There is a ‘burden of guilt that comes along with accepting a million abortions a year’

Those on the “pro-life” side who oppose the Heartbeat Bill argue that legislation directly challenging Roe v. Wade would fail at the Supreme Court. They also say such a Supreme Court failure could provoke a pro-abortion majority to write a radical majority opinion striking down the various incremental abortion restrictions allowed under current precedent.

Many national, well-funded pro-life groups want to focus on passing legislation banning late-term abortion and are redicent to support or advocate for legislation that goes farther than banning abortions at 20 weeks or banning dismemberment abortions.

For example, a number of national pro-life groups were mum when the governor of Mississippi signed into law a bill banning abortions on babies older than 15 weeks. That law, which immediately became tied up in court, makes Mississippi the state with the strongest pro-life laws.

King says that challenging the Supreme Court’s viability standards was his express purpose for writing H.R. 490 in the first place, and that it was “legal malpractice to tell the public that we are defeated at the lower court level, and therefore we can’t achieve an accomplishment of restoring this protection for life which actually is in the Fourteenth Amendment of the Constitution.”

He further noted that if his bill was enacted, it would take at minimum a year and a half to reach the Supreme Court, by which point he expected its composition to be very different.

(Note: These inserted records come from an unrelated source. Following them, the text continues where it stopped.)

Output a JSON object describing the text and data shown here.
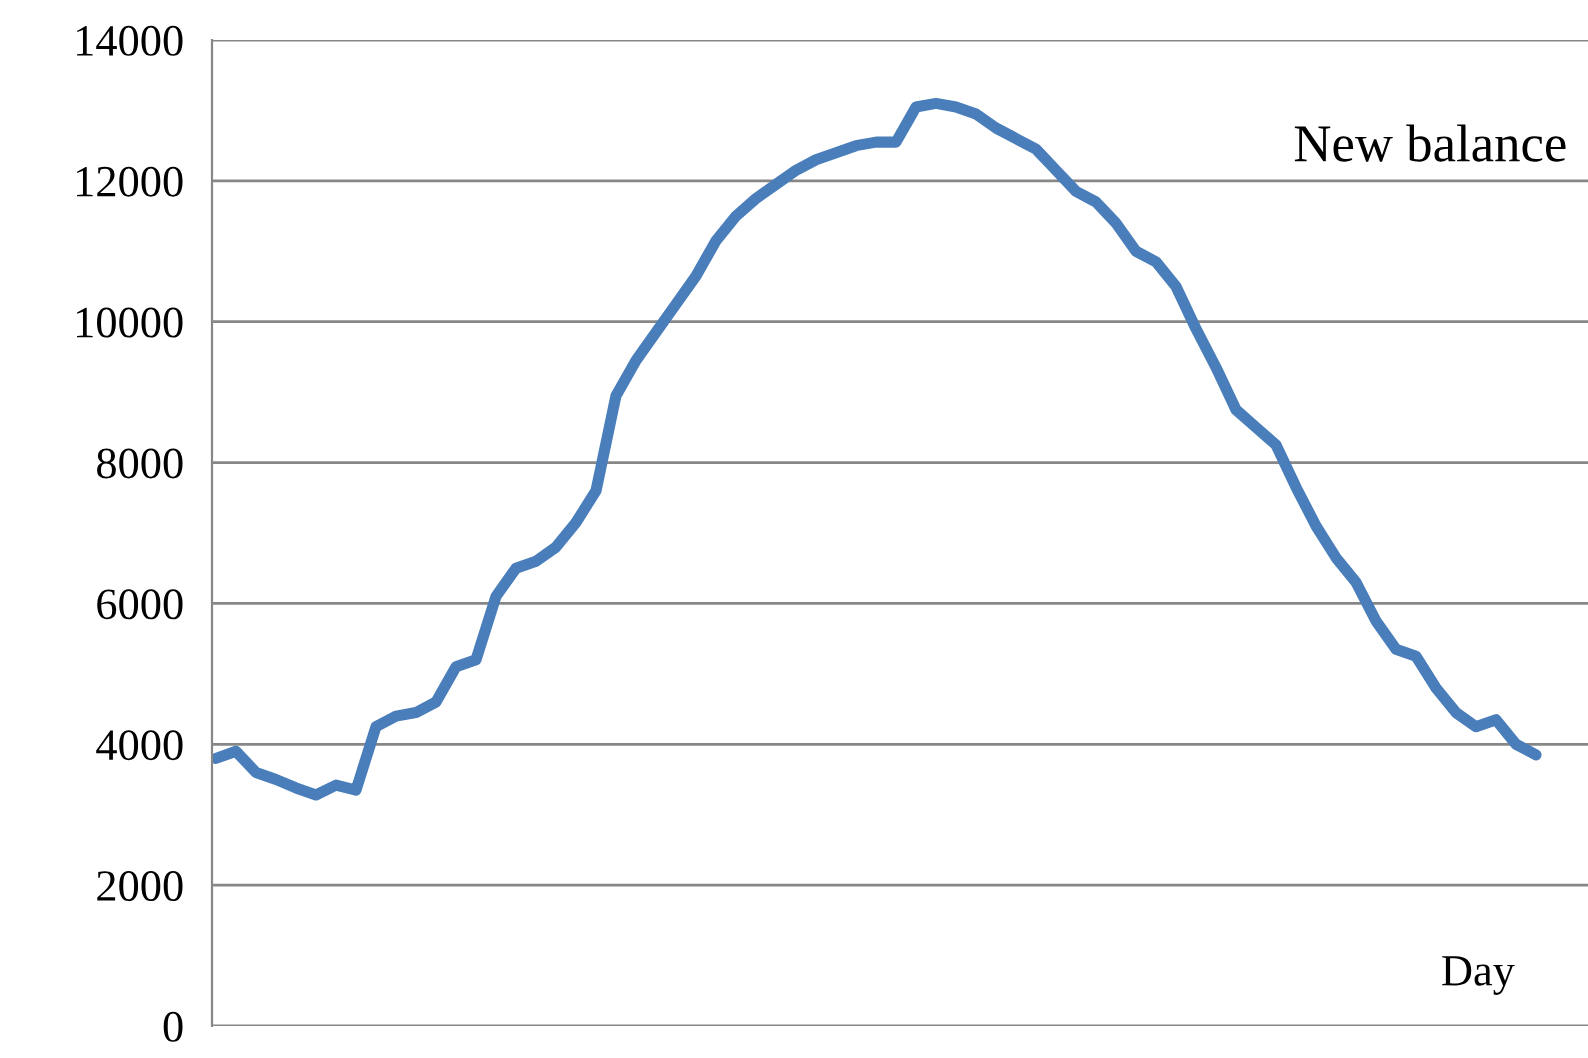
{
  "chart_data": {
    "type": "line",
    "xlabel": "Day",
    "categories": [
      null,
      null,
      null,
      null,
      null,
      null,
      null,
      null,
      null,
      null,
      null,
      null,
      null,
      null,
      null,
      null,
      null,
      null,
      null,
      null,
      null,
      null,
      null,
      null,
      null,
      null,
      null,
      null,
      null,
      null,
      null,
      null,
      null,
      null,
      null,
      null,
      null,
      null,
      null,
      null,
      null,
      null,
      null,
      null,
      null,
      null,
      null,
      null,
      null,
      null,
      null,
      null,
      null,
      null,
      null,
      null,
      null,
      null,
      null,
      null,
      null,
      null,
      null,
      null,
      null,
      null,
      null
    ],
    "series": [
      {
        "name": "New balance",
        "color": "#4a7ebb",
        "values": [
          3800,
          3900,
          3600,
          3500,
          3380,
          3280,
          3420,
          3350,
          4250,
          4400,
          4450,
          4600,
          5100,
          5200,
          6100,
          6500,
          6600,
          6800,
          7150,
          7600,
          8950,
          9450,
          9850,
          10250,
          10650,
          11150,
          11500,
          11750,
          11950,
          12150,
          12300,
          12400,
          12500,
          12550,
          12550,
          13050,
          13100,
          13050,
          12950,
          12750,
          12600,
          12450,
          12150,
          11850,
          11700,
          11400,
          11000,
          10850,
          10500,
          9900,
          9350,
          8750,
          8500,
          8250,
          7650,
          7100,
          6650,
          6300,
          5750,
          5350,
          5250,
          4800,
          4450,
          4250,
          4350,
          4000,
          3850
        ]
      }
    ],
    "ylim": [
      0,
      14000
    ],
    "yticks": [
      0,
      2000,
      4000,
      6000,
      8000,
      10000,
      12000,
      14000
    ],
    "grid": "y",
    "tick_labels": "y",
    "marker": "none",
    "line_style": "solid"
  }
}
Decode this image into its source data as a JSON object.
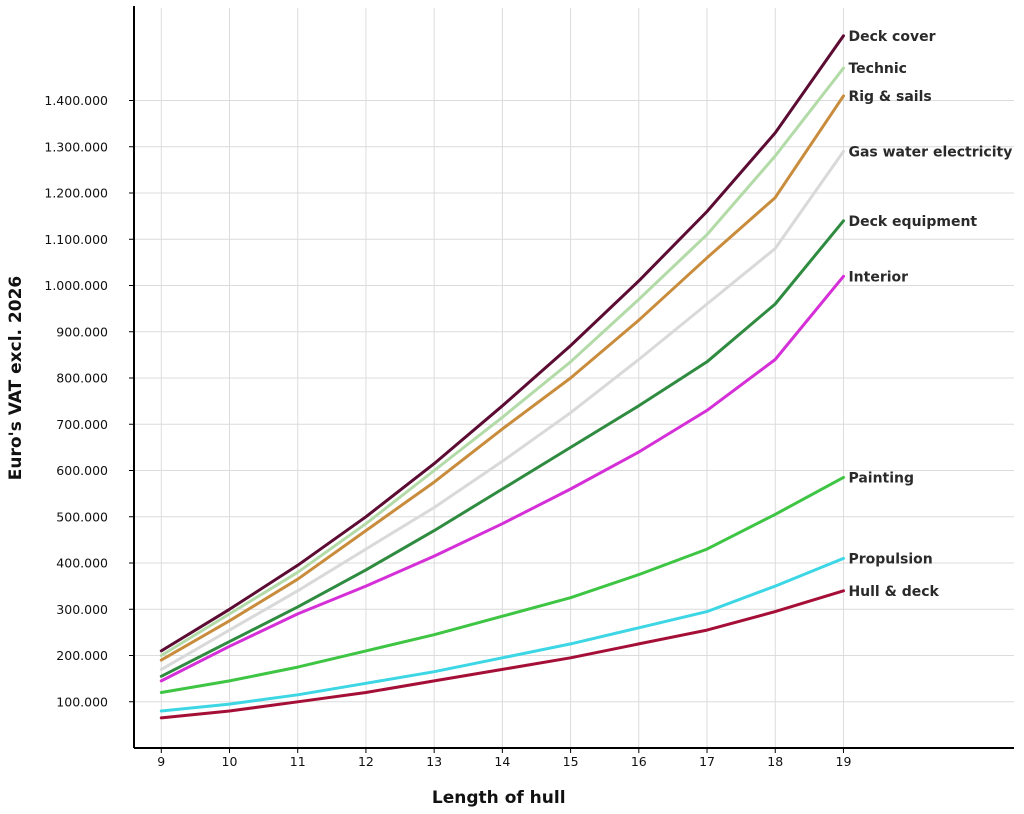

“I wrote the bill not for the configuration and makeup of this Supreme Court,” King said, but for “the next appointment of the Supreme Court, the one that follows Gorsuch, which means we need to move these things now to get them through that court.” He cited the ages of Justices Ruth Bader Ginsburg and Stephen Steven Breyer (84 and 78, respectively), as well as rumors that 80-year-old Justice Anthony Kennedy intends to retire as early as this summer.

If one is not willing to challenge the Supreme Court on abortion, King declared, “then you also need to be willing to accept the burden of guilt that comes along with accepting a million abortions a year, in perpetuity, in the United States of America.”

King stressed that his frustration with Tobias and NRLC executive director David O’Steen was not personal, and he would welcome the opportunity to discuss their differences in person.

Ultimately, however, he said that pro-life priorities need to be decided by the people rather than powerful national organizations, and that NRLC was acting as a “barrier to protecting lives in America.”